C’est stressant mais c’est formateur. On ne nous apprend rien dans le civil sur ces situations
Matthieu, étudiant en médecinefranceinfo
Habituellement, l'apprentissage des étudiants en médecine "est hospitalier, très protecteur, avec un lit pour chaque personne, avec ce que l’on veut à proximité", poursuit le jeune homme. Rien ne les prépare à agir après un attentat.

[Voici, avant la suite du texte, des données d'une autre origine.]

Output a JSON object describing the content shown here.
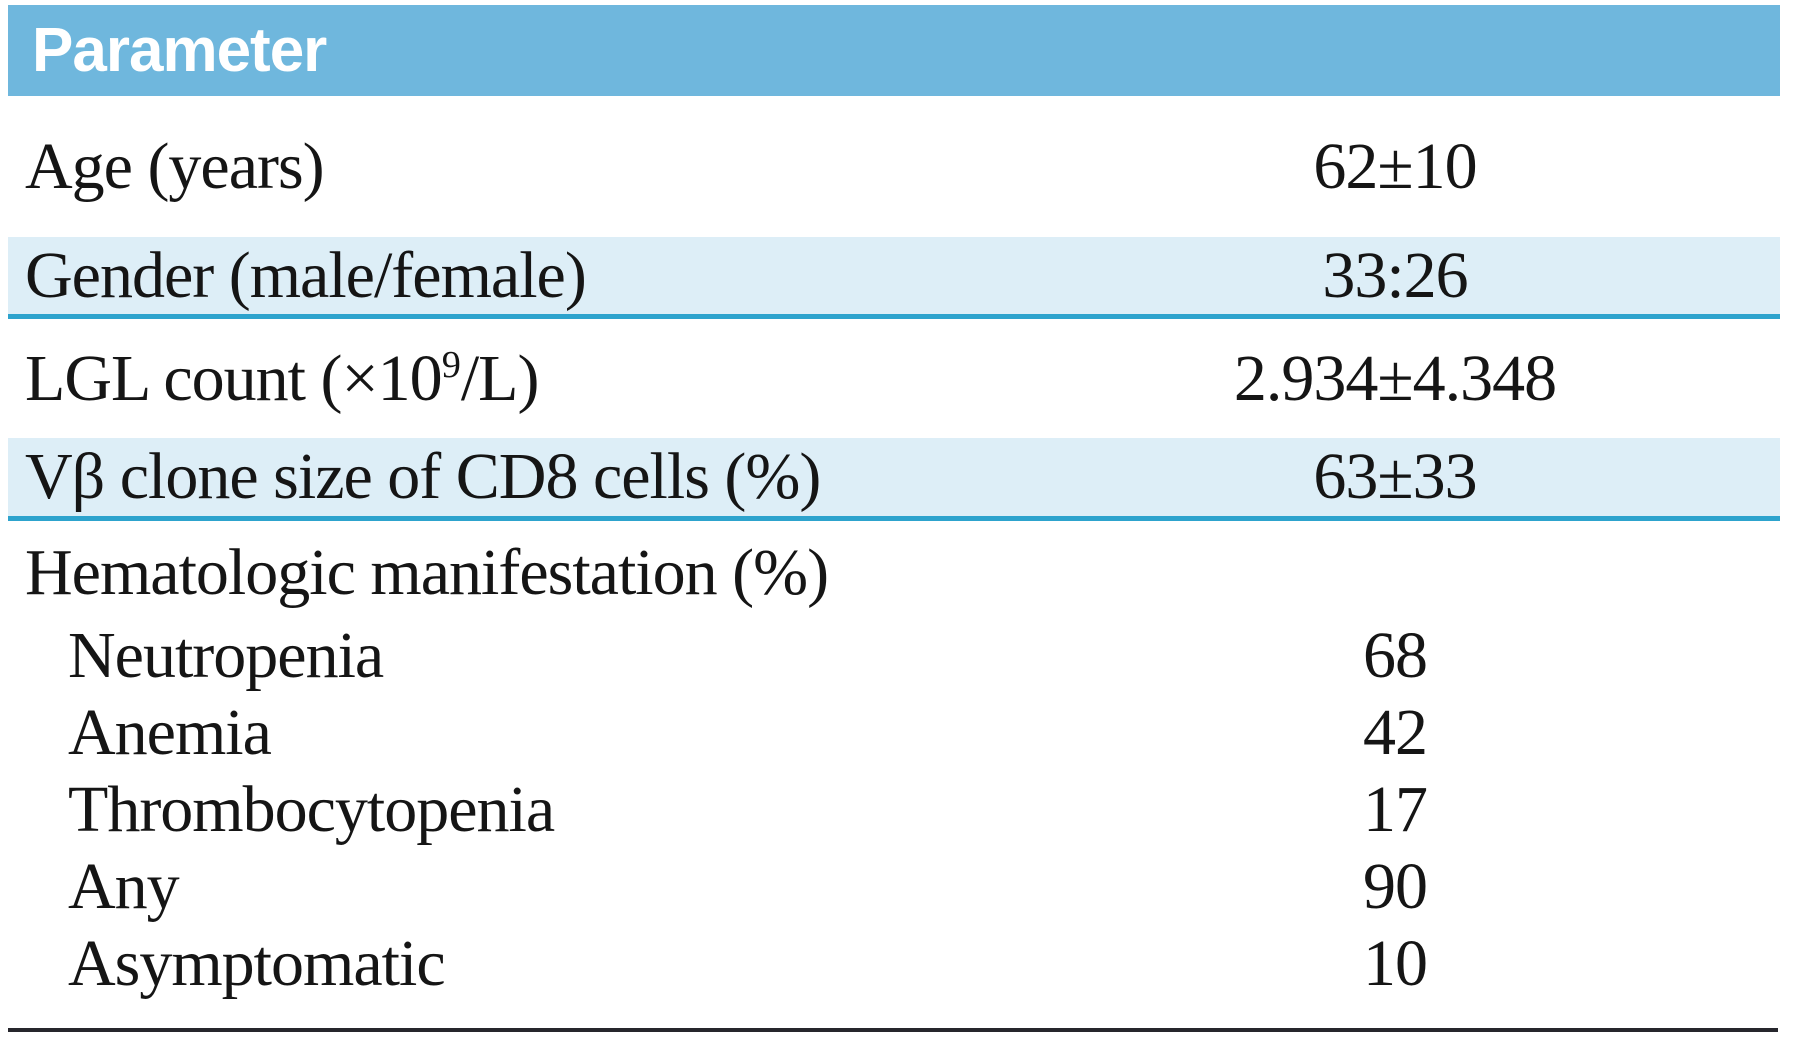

L'acquisition des bons réflexes
"As-tu pensé à te protéger ? Non… Si tu le faisais une deuxième fois, tu le ferais de façon différente ?", demande le formateur à l’étudiant. Se mettre à l'abri avant d'intervenir est en effet la priorité pour les militaires. "Techniquement, nous ne leur apprenons pas grand-chose, explique le médecin en chef Sébastien, formateur au Service de santé des armées à l'école du Val-de-Grâce. On leur apporte surtout un savoir-être : prendre en compte le fait qu’on peut travailler sur des blessés mais en zone non sécurisée, avec une menace environnante." En effet, comme on l'a constaté durant les attentats, les terroristes peuvent bouger, passer d’un endroit à l’autre. D'où l'utilité d'apprendre aux étudiants à travailler dans "ce genre de situation".

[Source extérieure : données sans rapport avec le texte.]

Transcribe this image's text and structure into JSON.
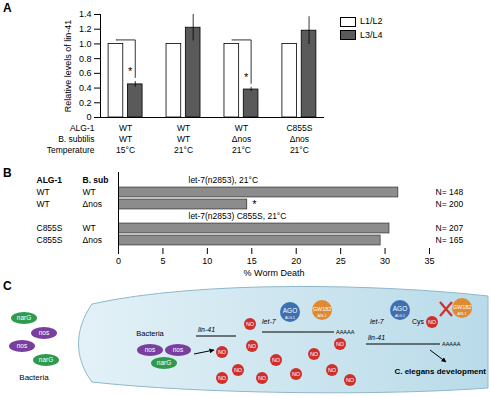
{
  "chart_data": [
    {
      "type": "bar",
      "title": "A",
      "y_label": "Relative levels of lin-41",
      "series": [
        {
          "name": "L1/L2",
          "color": "#ffffff",
          "values": [
            1,
            1,
            1,
            1
          ],
          "errors": [
            0,
            0,
            0,
            0
          ]
        },
        {
          "name": "L3/L4",
          "color": "#5a5a5a",
          "values": [
            0.45,
            1.22,
            0.38,
            1.18
          ],
          "errors": [
            0.04,
            0.18,
            0.03,
            0.19
          ]
        }
      ],
      "table": {
        "rows": [
          {
            "label": "ALG-1",
            "values": [
              "WT",
              "WT",
              "WT",
              "C855S"
            ]
          },
          {
            "label": "B. subtilis",
            "values": [
              "WT",
              "WT",
              "Δnos",
              "Δnos"
            ]
          },
          {
            "label": "Temperature",
            "values": [
              "15°C",
              "21°C",
              "21°C",
              "21°C"
            ]
          }
        ]
      },
      "ylim": [
        0,
        1.4
      ],
      "yticks": [
        0,
        0.2,
        0.4,
        0.6,
        0.8,
        {
          "value": 1,
          "label": "1.0"
        },
        1.2,
        1.4
      ],
      "annotations": [
        {
          "index": 0,
          "text": "*"
        },
        {
          "index": 2,
          "text": "*"
        }
      ]
    },
    {
      "type": "bar",
      "title": "B",
      "orientation": "horizontal",
      "columns": [
        "ALG-1",
        "B. sub"
      ],
      "rows": [
        [
          "WT",
          "WT"
        ],
        [
          "WT",
          "Δnos"
        ],
        [
          "C855S",
          "WT"
        ],
        [
          "C855S",
          "Δnos"
        ]
      ],
      "values": [
        31.5,
        14.5,
        30.5,
        29.5
      ],
      "n_labels": [
        "N= 148",
        "N= 200",
        "N= 207",
        "N= 165"
      ],
      "group_titles": [
        "let-7(n2853), 21°C",
        "let-7(n2853) C855S, 21°C"
      ],
      "color": "#8c8c8c",
      "x_label": "% Worm Death",
      "xlim": [
        0,
        35
      ],
      "xticks": [
        0,
        5,
        10,
        15,
        20,
        25,
        30,
        35
      ],
      "annotations": [
        {
          "index": 1,
          "text": "*"
        }
      ]
    }
  ],
  "diagram": {
    "title": "C",
    "outside_label": "Bacteria",
    "outside_bacteria": [
      "narG",
      "nos",
      "nos",
      "narG"
    ],
    "inside_label": "Bacteria",
    "inside_bacteria": [
      "nos",
      "nos",
      "narG"
    ],
    "molecule": "NO",
    "ago": "AGO",
    "ago_sub": "ALG-1",
    "gw182": "GW182",
    "gw182_sub": "AIN-1",
    "mirna": "let-7",
    "mrna": "lin-41",
    "polya": "AAAAA",
    "cys": "Cys",
    "outcome": "C. elegans development"
  }
}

La formation fait aussi une belle place à la prise en charge d'afflux massif de patients, le "triage". Exemple : "Si demain un drame se déroule dans une école, qui prendre en charge ?", demande Sébastien. Faut-il d'abord s'occuper des enfants ou des adultes ? Il faut savoir, explique le formateur, "prioriser la prise en charge d’autres êtres humains. Il n’y a pas de solution dogmatique. Le tout, c'est que ces soignants se préparent à ces choix qui sont extrêmement difficiles".
Rapprocher civils et militaires
Depuis la rentrée 2017, 160 étudiants de 3e cycle de Paris Descartes, Paris 13 et Paris Diderot, participent à cette unité d'enseignement Santé-Défense. Parmi eux, des jeunes médecins, mais pas uniquement : dans le groupe, on trouvera ainsi Hélène, étudiante en 5e année de chirurgie dentaire, ou Cécile, étudiante en 3e année de pharmacie. "C'est plus approfondi qu'une formation où apprend juste le massage cardiaque et le bouche à bouche, explique Hélène. Les formateurs ont vécu tout ça, la vue du sang, le choc. Ça apporte une autre dimension."

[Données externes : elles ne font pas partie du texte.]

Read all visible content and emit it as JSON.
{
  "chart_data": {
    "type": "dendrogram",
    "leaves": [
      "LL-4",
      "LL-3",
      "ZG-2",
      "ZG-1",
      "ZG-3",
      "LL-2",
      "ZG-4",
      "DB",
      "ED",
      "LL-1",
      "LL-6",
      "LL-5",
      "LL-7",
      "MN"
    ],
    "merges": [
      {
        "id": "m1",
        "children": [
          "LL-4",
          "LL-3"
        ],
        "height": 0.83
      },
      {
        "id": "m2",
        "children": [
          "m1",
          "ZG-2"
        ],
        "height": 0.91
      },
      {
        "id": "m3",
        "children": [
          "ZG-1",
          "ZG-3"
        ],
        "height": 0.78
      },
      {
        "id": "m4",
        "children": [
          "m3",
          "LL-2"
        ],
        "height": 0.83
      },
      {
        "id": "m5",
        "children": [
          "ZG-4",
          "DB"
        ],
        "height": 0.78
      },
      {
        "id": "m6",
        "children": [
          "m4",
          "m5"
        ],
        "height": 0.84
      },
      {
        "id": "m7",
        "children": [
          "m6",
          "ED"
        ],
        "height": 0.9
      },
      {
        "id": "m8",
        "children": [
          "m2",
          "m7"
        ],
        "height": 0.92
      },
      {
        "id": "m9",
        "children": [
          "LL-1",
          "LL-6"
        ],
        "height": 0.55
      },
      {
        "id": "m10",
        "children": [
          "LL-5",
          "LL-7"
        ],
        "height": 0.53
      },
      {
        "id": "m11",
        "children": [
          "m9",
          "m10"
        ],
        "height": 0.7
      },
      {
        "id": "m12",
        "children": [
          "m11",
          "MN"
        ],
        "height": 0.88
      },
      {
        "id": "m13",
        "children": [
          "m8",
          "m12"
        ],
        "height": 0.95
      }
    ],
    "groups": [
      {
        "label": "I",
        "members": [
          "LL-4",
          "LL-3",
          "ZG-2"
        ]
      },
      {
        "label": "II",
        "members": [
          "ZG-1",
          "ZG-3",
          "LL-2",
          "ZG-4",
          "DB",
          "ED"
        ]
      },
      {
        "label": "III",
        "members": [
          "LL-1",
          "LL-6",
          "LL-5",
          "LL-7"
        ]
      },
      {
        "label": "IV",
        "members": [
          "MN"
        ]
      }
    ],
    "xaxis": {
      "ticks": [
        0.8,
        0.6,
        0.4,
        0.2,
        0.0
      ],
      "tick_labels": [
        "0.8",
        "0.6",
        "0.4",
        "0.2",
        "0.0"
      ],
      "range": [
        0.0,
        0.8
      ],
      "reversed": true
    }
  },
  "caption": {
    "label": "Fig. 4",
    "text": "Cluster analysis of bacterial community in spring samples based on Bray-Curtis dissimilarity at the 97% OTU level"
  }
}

Depuis deux ans, les facultés sont de plus nombreuses à réclamer ces formations. Et c'est tant mieux, estime le Dr Nicolas Poirot, médecin au Samu, réserviste et formateur lui-aussi au Val-de-Grâce. Le 13 novembre 2015, c'est lui qui coordonnait les secours à Paris.
Pendant longtemps, les médecins faisaient leur service militaire et avaient donc une connaissance du fait militaire puisque pendant un an ils étaient sous les drapeaux
Dr Nicolas Poirot, formateurfranceinfo
Depuis la fin du service militaire, la médecine civile et la médecine de guerre sont "deux mondes qui se sont séparés", explique le Dr Poirot. "On est en train de refaire des liens. Le 13 novembre 2015, on a fait de la médecine de guerre à Paris. On a soigné des blessés de guerre en très grand nombre, dans une ville en paix. On les a amenés vers des hôpitaux civils, dans des ambulances qui n’étaient pas blindées. Il faut qu'on adapte ça à nos problématiques de civils. On n'a pas les mêmes contraintes que les militaires, mais il y a de très bonnes choses à prendre chez eux."
À ses étudiants, le Dr Poirot rappelle que le 13 novembre 2015, devant le Bataclan, deux camions de pompiers ont été mitraillés mais par miracle aucun secouriste n'a été touché. C'est cette situation qui, selon lui, ne doit plus jamais être laissée au hasard.